Projet décidé en 1983, déjà pour les 20 ans de la DATAR, la Mission Photographique a eu pour but d’essayer de créer une culture du paysage tout en accompagnant les changements de la société au sortir des Trente Glorieuses. Travail qui ne devait durer qu’un an, la Mission s’est pourtant étendue de 1984 à 1988 au vu de son succès et de l’ampleur de la tâche à accomplir.

C’est ici sous l’égide de Raphaële Bertho, maître de conférences à l’université Bordeaux 3, historienne de la photographie, que cette rencontre entre le fond de commerce de la DATAR (réduire les déséquilibres spatiaux) et l’institutionnalisation de la photographie dans la valorisation culturelle est ici racontée, précisément pour l’anniversaire des 50 ans et, hélas, du décès de Gabriele Basilico, l’un des piliers de l’aventure de l’époque.

L’ouvrage explique comment a germé et progressé l’idée de sortir du photojournalisme et de ses gros plans et instants décisifs pour essayer d’amener à un regard sensible sur le paysage d’où la présence de photographes « artistes », pas nécessairement spécialistes de l’aménagement. Citons Raymond Depardon et Robert Doisneau pour les plus médiatiques d’entre eux.

Ainsi, on voit comment éviter les personnages pour ne pas réduire le paysage à un simple arrière-plan, comment recourir à la vue large et surplombante pour couvrir l’ensemble d’un territoire, comment réintroduire des objets courants (pylônes, panneaux signalétiques, voitures…) pour ne pas négliger les lieux communs, les territoires du quotidien et mêmes les non lieux comme les nommera Marc Augé. Les portraits sont également présents. Un paysage n’est pas forcément un « beau paysage » comme les véhicule l’industrie culturelle et touristique.
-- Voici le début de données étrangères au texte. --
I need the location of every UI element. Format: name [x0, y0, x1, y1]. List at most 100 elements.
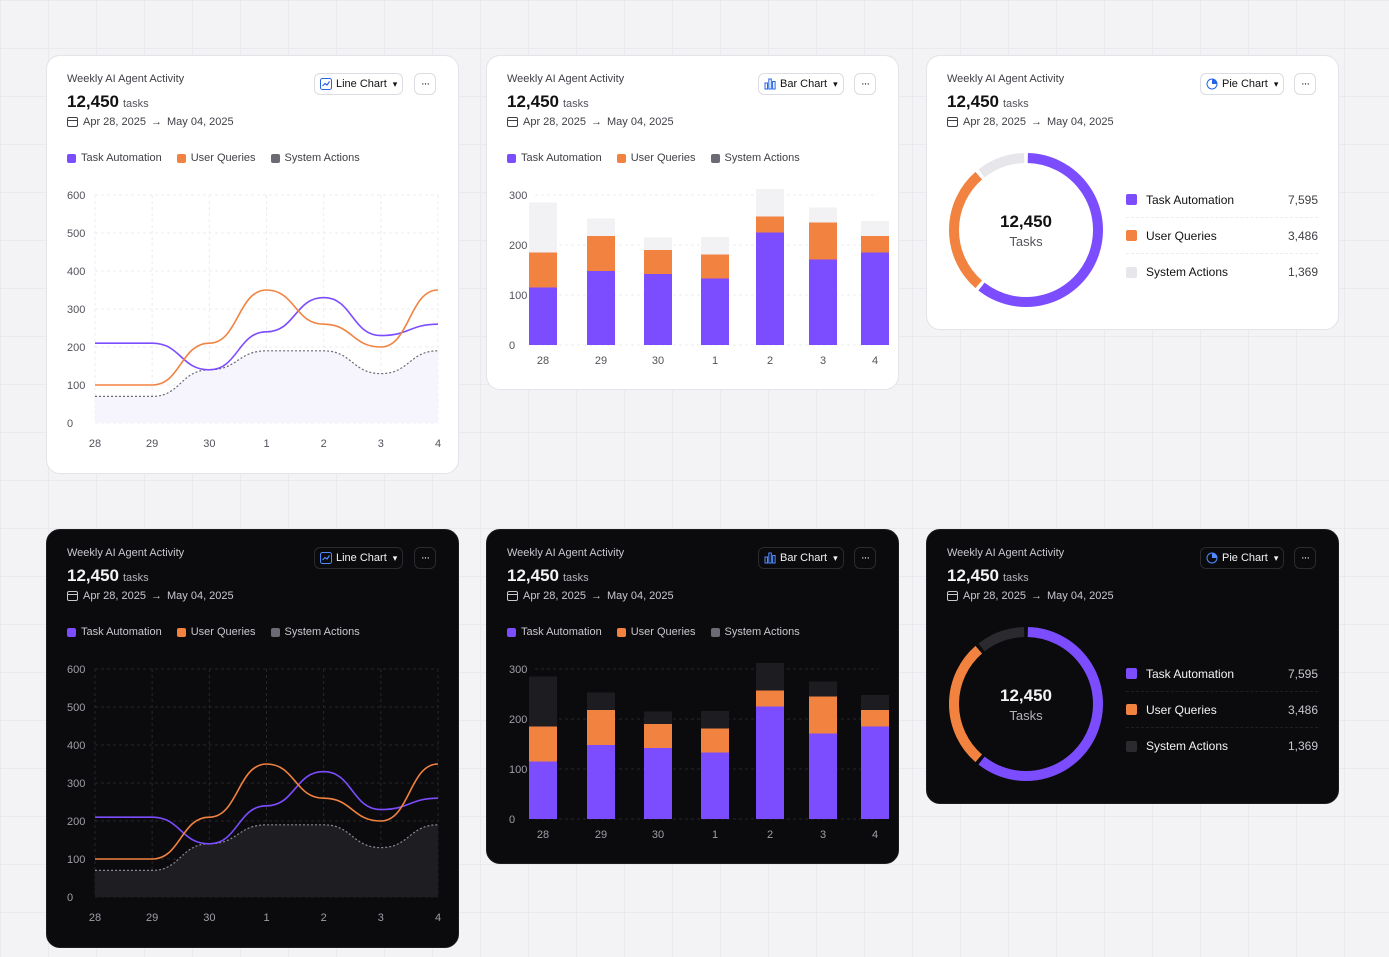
chevron-down-icon: ▾: [833, 552, 838, 563]
chart-type-label: Pie Chart: [1222, 78, 1268, 90]
pie-legend-value-system: 1,369: [1287, 265, 1318, 279]
pie-legend-swatch-task: [1126, 194, 1137, 205]
total-number: 12,450: [947, 566, 999, 585]
arc-system-actions: [978, 627, 1025, 652]
pie-legend-label-system: System Actions: [1146, 739, 1229, 753]
legend-swatch-user: [616, 153, 626, 163]
legend-item-user: User Queries: [616, 152, 696, 164]
pie-legend: Task Automation 7,595 User Queries 3,486 S…: [1126, 182, 1318, 290]
more-options-button[interactable]: ···: [414, 73, 436, 95]
arrow-right-icon: →: [151, 590, 162, 602]
pie-legend-row-user: User Queries 3,486: [1126, 218, 1318, 254]
legend-item-system: System Actions: [270, 152, 360, 164]
bar-user-queries: [809, 222, 837, 260]
legend-label-user: User Queries: [190, 152, 256, 164]
pie-center: 12,450 Tasks: [971, 686, 1081, 723]
more-options-button[interactable]: ···: [854, 73, 876, 95]
legend-swatch-system: [710, 627, 720, 637]
legend-swatch-system: [270, 153, 280, 163]
arrow-right-icon: →: [591, 590, 602, 602]
x-tick-label: 1: [263, 438, 269, 450]
bar-task-automation: [809, 733, 837, 819]
chevron-down-icon: ▾: [1273, 78, 1279, 89]
x-tick-label: 30: [652, 829, 664, 841]
legend-label-task: Task Automation: [521, 152, 602, 164]
pie-center-label: Tasks: [1009, 708, 1043, 723]
x-tick-label: 28: [537, 355, 549, 367]
pie-legend-label-user: User Queries: [1146, 228, 1217, 243]
pie-center-label: Tasks: [1009, 234, 1043, 249]
bar-system-actions: [701, 237, 729, 255]
more-options-button[interactable]: ···: [854, 547, 876, 569]
more-options-button[interactable]: ···: [1294, 547, 1316, 569]
end-date: May 04, 2025: [1047, 116, 1114, 128]
bar-task-automation: [587, 271, 615, 345]
start-date: Apr 28, 2025: [963, 590, 1026, 602]
chart-type-select[interactable]: Bar Chart ▾: [758, 547, 844, 569]
bar-user-queries: [644, 250, 672, 274]
chart-type-select[interactable]: Pie Chart ▾: [1200, 73, 1285, 95]
total-number: 12,450: [67, 566, 119, 585]
pie-legend-label-system: System Actions: [1146, 265, 1229, 279]
more-options-button[interactable]: ···: [414, 547, 436, 569]
legend-label-user: User Queries: [630, 152, 696, 164]
y-tick-label: 100: [509, 764, 527, 776]
legend-item-task: Task Automation: [507, 626, 602, 638]
pie-legend-value-task: 7,595: [1287, 666, 1318, 681]
end-date: May 04, 2025: [1047, 590, 1114, 602]
legend-label-user: User Queries: [630, 626, 696, 638]
total-tasks: 12,450 tasks: [67, 566, 149, 586]
bar-system-actions: [587, 692, 615, 710]
date-range: Apr 28, 2025 → May 04, 2025: [947, 590, 1114, 602]
x-tick-label: 4: [872, 829, 878, 841]
pie-center: 12,450 Tasks: [971, 212, 1081, 249]
legend: Task Automation User Queries System Acti…: [507, 152, 800, 164]
pie-legend-swatch-task: [1126, 668, 1137, 679]
total-unit: tasks: [123, 98, 149, 110]
bar-task-automation: [587, 745, 615, 819]
arrow-right-icon: →: [591, 116, 602, 128]
date-range: Apr 28, 2025 → May 04, 2025: [67, 590, 234, 602]
line-chart: 0 100 200 300 400 500 600 28 29 30 1 2 3 4: [67, 664, 441, 924]
bar-system-actions: [809, 207, 837, 223]
legend-label-task: Task Automation: [81, 626, 162, 638]
calendar-icon: [507, 591, 518, 601]
bar-system-actions: [644, 237, 672, 250]
pie-legend-row-task: Task Automation 7,595: [1126, 182, 1318, 218]
arc-user-queries: [949, 171, 983, 289]
start-date: Apr 28, 2025: [523, 116, 586, 128]
pie-legend-label-user: User Queries: [1146, 702, 1217, 717]
legend-label-system: System Actions: [724, 152, 800, 164]
arrow-right-icon: →: [151, 116, 162, 128]
chart-type-select[interactable]: Line Chart ▾: [314, 73, 404, 95]
y-tick-label: 200: [509, 240, 527, 252]
y-tick-label: 300: [67, 304, 85, 316]
total-unit: tasks: [563, 98, 589, 110]
pie-legend: Task Automation 7,595 User Queries 3,486 S…: [1126, 656, 1318, 764]
chart-type-label: Line Chart: [336, 78, 387, 90]
pie-legend-value-user: 3,486: [1287, 228, 1318, 243]
total-tasks: 12,450 tasks: [947, 566, 1029, 586]
legend-swatch-system: [710, 153, 720, 163]
line-task-automation: [95, 296, 439, 371]
x-tick-label: 1: [712, 355, 718, 367]
bar-task-automation: [529, 761, 557, 819]
x-tick-label: 2: [767, 355, 773, 367]
chart-type-select[interactable]: Bar Chart ▾: [758, 73, 844, 95]
legend-item-user: User Queries: [176, 626, 256, 638]
more-options-button[interactable]: ···: [1294, 73, 1316, 95]
pie-legend-row-user: User Queries 3,486: [1126, 692, 1318, 728]
bar-system-actions: [861, 695, 889, 710]
chart-type-select[interactable]: Line Chart ▾: [314, 547, 404, 569]
legend-swatch-task: [67, 627, 76, 637]
total-number: 12,450: [507, 566, 559, 585]
end-date: May 04, 2025: [167, 116, 234, 128]
chart-type-select[interactable]: Pie Chart ▾: [1200, 547, 1285, 569]
legend-swatch-user: [176, 153, 186, 163]
x-tick-label: 29: [595, 355, 607, 367]
x-tick-label: 28: [89, 438, 101, 450]
arc-task-automation: [978, 153, 1103, 307]
legend-item-task: Task Automation: [507, 152, 602, 164]
line-chart-card-light: Weekly AI Agent Activity 12,450 tasks Apr…: [46, 55, 459, 474]
start-date: Apr 28, 2025: [83, 590, 146, 602]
Si le livre expose ces points au travers de trois parties argumentées (l’histoire du projet ; l’émergence d’un mouvement photographique sur le paysage ; « recréer une culture du paysage »), il est très appréciable de trouver deux portfolios présentant les clichés en grand format, un par page, ce qui permet au lecteur de se rendre compte de l’extrême variété des lieux et approches représentées : plages du débarquement, espaces industriels lorrains, littoraux bretons, espaces ruraux du Sud-Ouest, zones commerciales et autres ouvrages d’art en pleine montagne…

Figure également en fin d’ouvrage une intéressante interview des deux directeurs de la Mission, Bernard Latarjet et François Hers, qui concèdent rétrospectivement que la culture du paysage n’est pas forcément passée dans les mœurs et que les impératifs économiques, et maintenant écologiques, contribuent encore à occulter la dimension esthétique du vivre ensemble.

Un très bel ouvrage, très bien conçu et rédigé, sur l’histoire d’un succès qui aura fait des émules puisqu’au delà des travaux solo des acteurs initiaux, une relève s’est mise en place à l’image du collectif « France(s), Territoire Liquide » dont les 50 photographes entreprennent de poursuivre la recherche photographique sur le nouveau paysage français. On ne peut que les encourager dans ce sens pour alimenter nos réflexions et nos débats, pourquoi pas à l’intérieur de nos pages de manuels scolaires.